By the time they approach Vigan, Bardagul and Brossy realize that Kainam cannot be found. Brossy suggests that Kainam may not go to Manila, but Bardagul tells her that Kainam is going to Manila, but not by land. So they turn back. Calling the Laoag International Airport as Victoriano Lecaros, a member of Bongbong Marcos's staff, Bardagul finds out that a military flight is leaving the airport, bound for Manila, and a white sports car (Kainam's 1957 Corvette roadster) is found parked in the runway. They reach the airport as the military plane is taxiing in the runway.

Brossy places two packs of TNT in Bardagul's trench coat pocket. Bardagul gives his car's cigarette lighter and she places it alongside the two packs. Brossy hangs the trench coat on plane's left hind wing and it explodes, disabling the tail rudder. The pilot (the goon whose right hand is bandaged) and Kainam alight from the plane to see the damage as Bardagul and Brossy restrain them. A third person comes out of the plane. It is the gunman whom Bardagul disarmed back in the Kaspagarigan Restaurant. The bandaged goon identifies the man as Melecio, a champion skeet shooter. So Bardagul throws another pack of TNT towards Melecio. Melecio aims and shoots it perfectly, even taunting Bardagul by telling him that TNT does not ignite by shotgun blast. Luckily, Brossy has lit a flare and like a bride tossing a bouquet, Brossy hurls the flare to Melecio's direction.

The TNT spread upon the poor skeet shooter lights up, causing him to accidentally pull his rifle's trigger. The bullet from the rifle makes a hole on the plane's left engine. The plane's fuel, which is 100-octane gas, leaks from the wing and is about to explode. Worse, the plane is full of TNT. Sensing some danger, Bardagul and Brossy run off to their car, with Kainam and the bandaged goon joining them. They drive away from the plane as it blows up.

Bardagul then turns over Kainam, Lagumbay, and their goons (Melecio included) to local authorities, as well as the evidence against them, except for the SIM card, which Bardagul plans to use up its balance first before surrendering it.

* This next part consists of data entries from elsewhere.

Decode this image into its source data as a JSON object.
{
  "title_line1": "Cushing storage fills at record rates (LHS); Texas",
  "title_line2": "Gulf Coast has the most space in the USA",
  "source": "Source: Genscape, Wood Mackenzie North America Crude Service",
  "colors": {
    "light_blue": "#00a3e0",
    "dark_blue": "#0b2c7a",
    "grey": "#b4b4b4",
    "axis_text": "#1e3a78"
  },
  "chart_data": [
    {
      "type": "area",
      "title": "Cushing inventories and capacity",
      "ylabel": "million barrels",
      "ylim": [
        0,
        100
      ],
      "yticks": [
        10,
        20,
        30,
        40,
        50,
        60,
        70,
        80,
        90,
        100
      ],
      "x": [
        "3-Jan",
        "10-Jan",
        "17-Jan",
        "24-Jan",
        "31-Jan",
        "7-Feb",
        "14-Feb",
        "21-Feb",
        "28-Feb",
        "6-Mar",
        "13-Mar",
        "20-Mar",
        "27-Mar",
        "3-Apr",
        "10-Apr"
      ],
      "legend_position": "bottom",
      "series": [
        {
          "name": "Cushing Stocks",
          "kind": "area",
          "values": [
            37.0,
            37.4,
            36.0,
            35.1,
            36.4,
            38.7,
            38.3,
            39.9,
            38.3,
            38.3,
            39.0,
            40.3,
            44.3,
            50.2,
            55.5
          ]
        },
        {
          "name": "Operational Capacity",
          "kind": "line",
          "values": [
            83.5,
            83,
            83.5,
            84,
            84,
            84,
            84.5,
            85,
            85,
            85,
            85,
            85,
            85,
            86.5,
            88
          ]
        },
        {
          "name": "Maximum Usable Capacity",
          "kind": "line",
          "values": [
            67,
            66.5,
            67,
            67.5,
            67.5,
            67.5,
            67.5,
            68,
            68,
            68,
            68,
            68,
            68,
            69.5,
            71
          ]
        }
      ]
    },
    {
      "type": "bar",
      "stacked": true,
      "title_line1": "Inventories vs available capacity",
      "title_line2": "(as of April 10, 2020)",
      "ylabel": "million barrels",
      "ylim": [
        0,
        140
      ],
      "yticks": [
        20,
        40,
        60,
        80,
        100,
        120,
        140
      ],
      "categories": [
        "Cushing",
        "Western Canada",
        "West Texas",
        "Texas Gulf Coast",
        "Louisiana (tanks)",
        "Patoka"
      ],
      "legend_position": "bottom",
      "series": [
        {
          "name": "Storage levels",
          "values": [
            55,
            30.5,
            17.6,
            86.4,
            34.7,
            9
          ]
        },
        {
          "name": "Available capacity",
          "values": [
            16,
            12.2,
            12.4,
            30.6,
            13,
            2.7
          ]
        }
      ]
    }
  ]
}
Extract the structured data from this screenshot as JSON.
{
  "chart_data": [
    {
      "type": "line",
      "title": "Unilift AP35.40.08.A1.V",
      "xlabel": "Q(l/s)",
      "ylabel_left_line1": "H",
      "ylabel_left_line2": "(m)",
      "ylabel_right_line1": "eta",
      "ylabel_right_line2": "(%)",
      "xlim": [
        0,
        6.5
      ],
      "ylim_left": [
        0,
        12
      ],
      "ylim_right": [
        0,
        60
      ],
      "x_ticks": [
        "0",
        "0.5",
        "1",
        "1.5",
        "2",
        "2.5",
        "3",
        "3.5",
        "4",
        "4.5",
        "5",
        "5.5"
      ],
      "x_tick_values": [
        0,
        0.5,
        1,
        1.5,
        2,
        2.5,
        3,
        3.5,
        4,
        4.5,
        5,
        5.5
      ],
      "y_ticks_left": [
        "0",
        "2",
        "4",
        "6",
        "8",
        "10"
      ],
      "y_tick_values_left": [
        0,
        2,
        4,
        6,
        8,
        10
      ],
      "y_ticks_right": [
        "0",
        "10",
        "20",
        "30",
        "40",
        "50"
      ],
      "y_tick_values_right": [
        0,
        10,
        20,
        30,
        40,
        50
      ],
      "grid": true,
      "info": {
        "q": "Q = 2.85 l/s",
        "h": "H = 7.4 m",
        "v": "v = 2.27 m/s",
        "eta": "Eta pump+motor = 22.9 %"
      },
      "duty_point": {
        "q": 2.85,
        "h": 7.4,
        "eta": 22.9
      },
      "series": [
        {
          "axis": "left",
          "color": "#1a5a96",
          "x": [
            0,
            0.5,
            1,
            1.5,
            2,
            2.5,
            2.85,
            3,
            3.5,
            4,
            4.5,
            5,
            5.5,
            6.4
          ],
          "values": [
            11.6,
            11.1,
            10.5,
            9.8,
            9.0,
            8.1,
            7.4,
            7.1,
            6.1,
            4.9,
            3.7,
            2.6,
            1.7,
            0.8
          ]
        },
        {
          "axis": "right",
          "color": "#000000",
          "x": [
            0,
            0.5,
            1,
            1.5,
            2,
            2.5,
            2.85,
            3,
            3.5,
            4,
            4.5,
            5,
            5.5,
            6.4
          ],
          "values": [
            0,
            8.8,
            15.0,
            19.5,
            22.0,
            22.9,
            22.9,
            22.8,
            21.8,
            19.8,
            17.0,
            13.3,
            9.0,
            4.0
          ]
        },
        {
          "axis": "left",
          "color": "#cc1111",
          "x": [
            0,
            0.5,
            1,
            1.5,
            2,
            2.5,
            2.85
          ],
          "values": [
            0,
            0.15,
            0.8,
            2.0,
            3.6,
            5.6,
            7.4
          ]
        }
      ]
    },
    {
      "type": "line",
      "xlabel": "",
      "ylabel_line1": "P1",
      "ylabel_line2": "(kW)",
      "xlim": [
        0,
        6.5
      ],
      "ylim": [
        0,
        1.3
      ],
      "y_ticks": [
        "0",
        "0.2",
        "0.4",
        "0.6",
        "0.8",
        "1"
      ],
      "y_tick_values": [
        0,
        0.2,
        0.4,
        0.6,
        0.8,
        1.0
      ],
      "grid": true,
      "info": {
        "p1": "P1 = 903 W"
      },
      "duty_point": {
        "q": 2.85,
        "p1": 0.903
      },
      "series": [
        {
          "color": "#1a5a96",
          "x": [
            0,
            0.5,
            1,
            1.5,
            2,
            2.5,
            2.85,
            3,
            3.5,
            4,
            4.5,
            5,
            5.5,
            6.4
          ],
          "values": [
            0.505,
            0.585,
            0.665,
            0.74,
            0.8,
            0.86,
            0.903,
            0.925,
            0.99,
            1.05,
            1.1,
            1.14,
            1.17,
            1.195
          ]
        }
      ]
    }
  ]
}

Bardagul and Brossy then take time out in Pagudpud Beach in Ilocos Norte. There, Bardagul discusses the confirmed doubt that Lita's (Kainam) actions against her father, Abraham, are just an inside job because their farms are right next to each other and both have saluyot planted on them. So to make sure, he asked Abraham and the other farmers' help in staking Lita. He also explains that Kainam collaborated with Lagumbay in his security business to create terrorist threats on malls, forcing the mall owners to hire more guards, and lose money in the process. He also finds out that Brossy was kidnapped because she was flirting with a security guard, just as he suspected. They then return to Manila, having finished their mission.

Trivia
 The series mentioned Ilocano stereotypes like Pamulinawen, Ilocanos' love for inabraw, a dish with vegetables and fish sauce, Ilocano words and swear words, goats and other Ilocano-related stuff.
 Bardagul never let go of the SIM with load, reasoning that he will use this, another Ilocano stereotype that they are frugal.
 This was also the 1st story arc of Igno Ramos who was introduced in 1998.